Encadrement du cannabis au Québec : La Fédération des médecins spécialistes du Québec fait ses recommandations

Montréal, le 6 septembre 2017 – Demain, la Fédération des médecins spécialistes du Québec (FMSQ) représentée par sa présidente, Dre Diane Francœur, présentera son mémoire dans le cadre des consultations publiques sur l'encadrement du cannabis au Québec.

La position de la Fédération fait notamment écho à un sondage effectué auprès de ses membres en juin dernier. Par ailleurs, la FMSQ estime impératif que le gouvernement du Québec mette en place une véritable politique de prévention intégrée afin d'agir positivement sur tous les déterminants de la santé.

Ainsi, la FMSQ recommande :

  • Que le cannabis et ses produits dérivés soient assujettis au même encadrement législatif et réglementaire que le tabac et ses produits dérivés; le gouvernement pouvant modifier la loi actuelle sur le tabac pour y inclure le cannabis;
  • Que l'âge légal pour pouvoir se procurer du cannabis et ses dérivés soit minimalement fixé à 21 ans;
  • Que soient mis en place des mécanismes de suivi en continu, développés et fonctionnels dès le jour 1, afin de mesurer les comportements du marché et l'évolution de la consommation, notamment chez les jeunes;
  • Qu'une enveloppe récurrente annuelle et minimale de 100 millions de dollars, puisés à même les revenus tirés des taxes de vente, soit utilisée pour financer une véritable politique intégrée de prévention en santé et qu'un fonds servant uniquement à cette fin soit créé et annoncé lors du prochain budget;
  • Que soient instaurés et mis en place des outils permettant d'évaluer les répercussions que la légalisation du cannabis a sur la santé et sur la sécurité de la population et que ces données soient obligatoirement rendues publiques;
  • Que soient instaurés et mis en place des mécanismes précis permettant d'isoler, de l'ensemble des coûts et des dépenses en matière de soins et de services de santé, la portion des coûts directement imputable à la consommation du cannabis;
  • Que les activités commerciales de vente et de distribution soient confiées à une société d'État;
  • Que l'Institut national d'excellence en santé et services sociaux (INESSS) reçoive du gouvernement le mandat d'effectuer une étude épidémiologique longitudinale permettant de déterminer le lien causal entre teneur en THC et création d'une dépendance au produit. Cette étude devrait également permettre de dresser le portrait de l'état de dépendance au produit selon le profil socio-économique des consommateurs.

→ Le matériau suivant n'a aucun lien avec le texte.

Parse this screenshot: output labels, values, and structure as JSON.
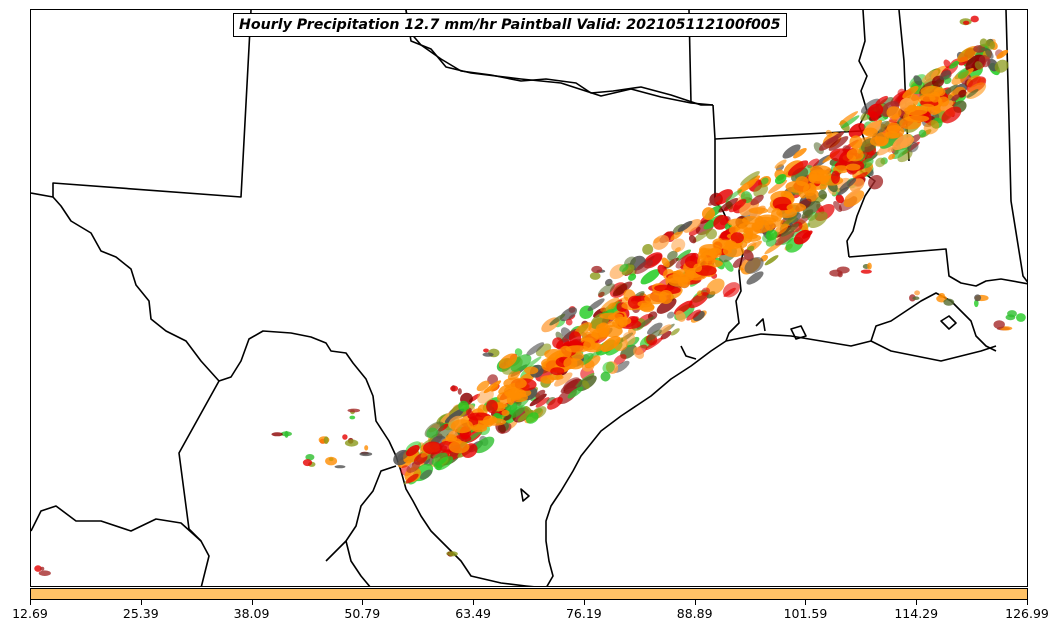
{
  "title": "Hourly Precipitation 12.7 mm/hr Paintball Valid: 202105112100f005",
  "colorbar": {
    "color": "#FFC266",
    "ticks": [
      "12.69",
      "25.39",
      "38.09",
      "50.79",
      "63.49",
      "76.19",
      "88.89",
      "101.59",
      "114.29",
      "126.99"
    ]
  },
  "colors": {
    "orange": "#FF8C00",
    "light_orange": "#FFA040",
    "red": "#E60000",
    "dark_red": "#8B0000",
    "brown_red": "#A52A2A",
    "green": "#2DBE2D",
    "bright_green": "#22CC22",
    "olive": "#8B9A1A",
    "gray": "#505050",
    "dark_olive": "#556B2F"
  }
}
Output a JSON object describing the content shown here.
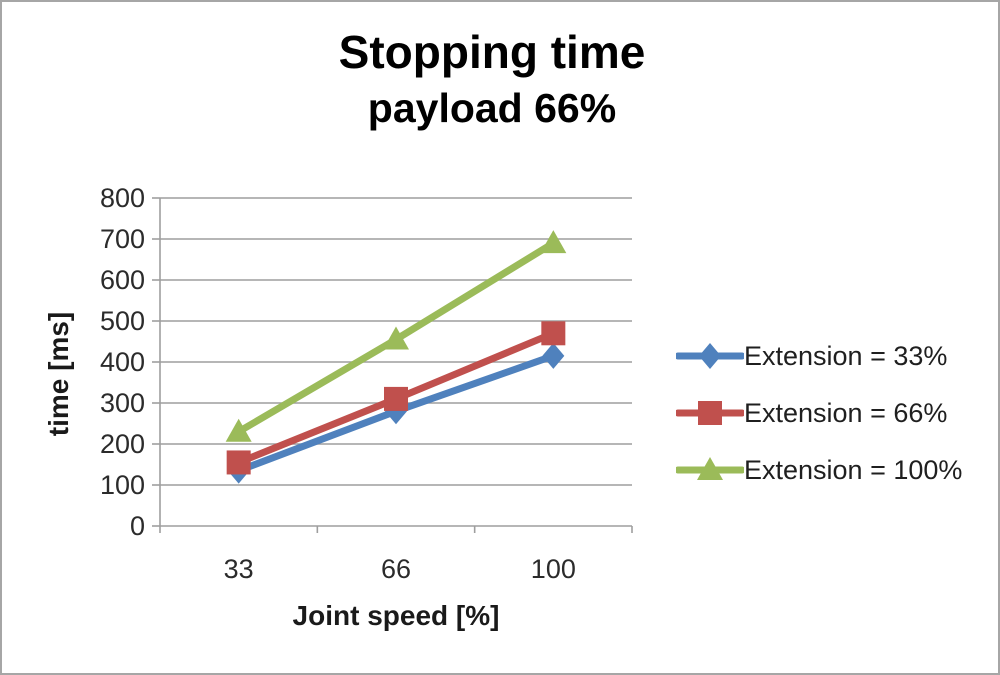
{
  "chart_data": {
    "type": "line",
    "title": "Stopping time",
    "subtitle": "payload 66%",
    "xlabel": "Joint speed [%]",
    "ylabel": "time [ms]",
    "categories": [
      "33",
      "66",
      "100"
    ],
    "series": [
      {
        "name": "Extension = 33%",
        "marker": "diamond",
        "color": "#4F81BD",
        "values": [
          135,
          280,
          415
        ]
      },
      {
        "name": "Extension = 66%",
        "marker": "square",
        "color": "#C0504D",
        "values": [
          155,
          310,
          470
        ]
      },
      {
        "name": "Extension = 100%",
        "marker": "triangle",
        "color": "#9BBB59",
        "values": [
          230,
          455,
          690
        ]
      }
    ],
    "ylim": [
      0,
      800
    ],
    "ytick_step": 100,
    "grid": "horizontal",
    "legend_position": "right",
    "axis_color": "#9e9e9e",
    "tick_label_color": "#2b2b2b"
  }
}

L'INESSS doit aussi effectuer un suivi sur les effets sur la santé partant des risques potentiels;
  • Que la teneur en THC contenu dans le cannabis ou ses dérivés soit déterminée par règlement et fasse l'objet de mesures de contrôle du côté des producteurs autorisés;
  • Que le programme de cessation tabagique, en vigueur dans les établissements et placé sous la responsabilité d'infirmières, soit étendu à la cessation de la consommation de cannabis;
  • Que le gouvernement consacre une portion des revenus tirés de la vente du cannabis à l'embauche d'un plus grand nombre de travailleurs sociaux. En plus d'offrir de l'aide et de faire de la prévention, ces travailleurs sociaux pourraient intervenir auprès des personnes (ou de leur famille) vivant ou ayant développé une dépendance grave, une polytoxicomanie ou une maladie qui y est associée;
  • Que le gouvernement s'engage à dresser un bilan après deux ans de mise en application de la loi-cadre et s'engage à rectifier le tir si le besoin s'en fait sentir;
  • Que le gouvernement travaille en étroite collaboration avec les provinces et les territoires pour que les cadres législatifs et réglementaires qui seront adoptés soient similaires, afin d'éviter des disparités qui rendraient la gestion du cannabis complexe, disparate et dysfonctionnelle dans l'espace public canadien;
  • Que le gouvernement fasse auprès du gouvernement fédéral les représentations appropriées pour que la définition afférente au mot « jeune » et le sous-paragraphe « c » de l'article 8 du projet de loi C-45 soient modifiés afin qu'il soit interdit à un jeune de moins de 18 ans de posséder 5 grammes ou moins de cannabis.

 

« Les enjeux liés à la légalisation du cannabis sont majeurs pour la santé et la sécurité de la population. Il aurait été grandement souhaitable que le gouvernement du Canada fasse preuve de davantage de souplesse en n'imposant pas une échéance aussi contraignante que juillet 2018 », a conclu Dre Francœur.

La Fédération des médecins spécialistes du Québec regroupe plus de 10 000 médecins spécialistes détenant une certification dans l'une des 59 spécialités médicales reconnues.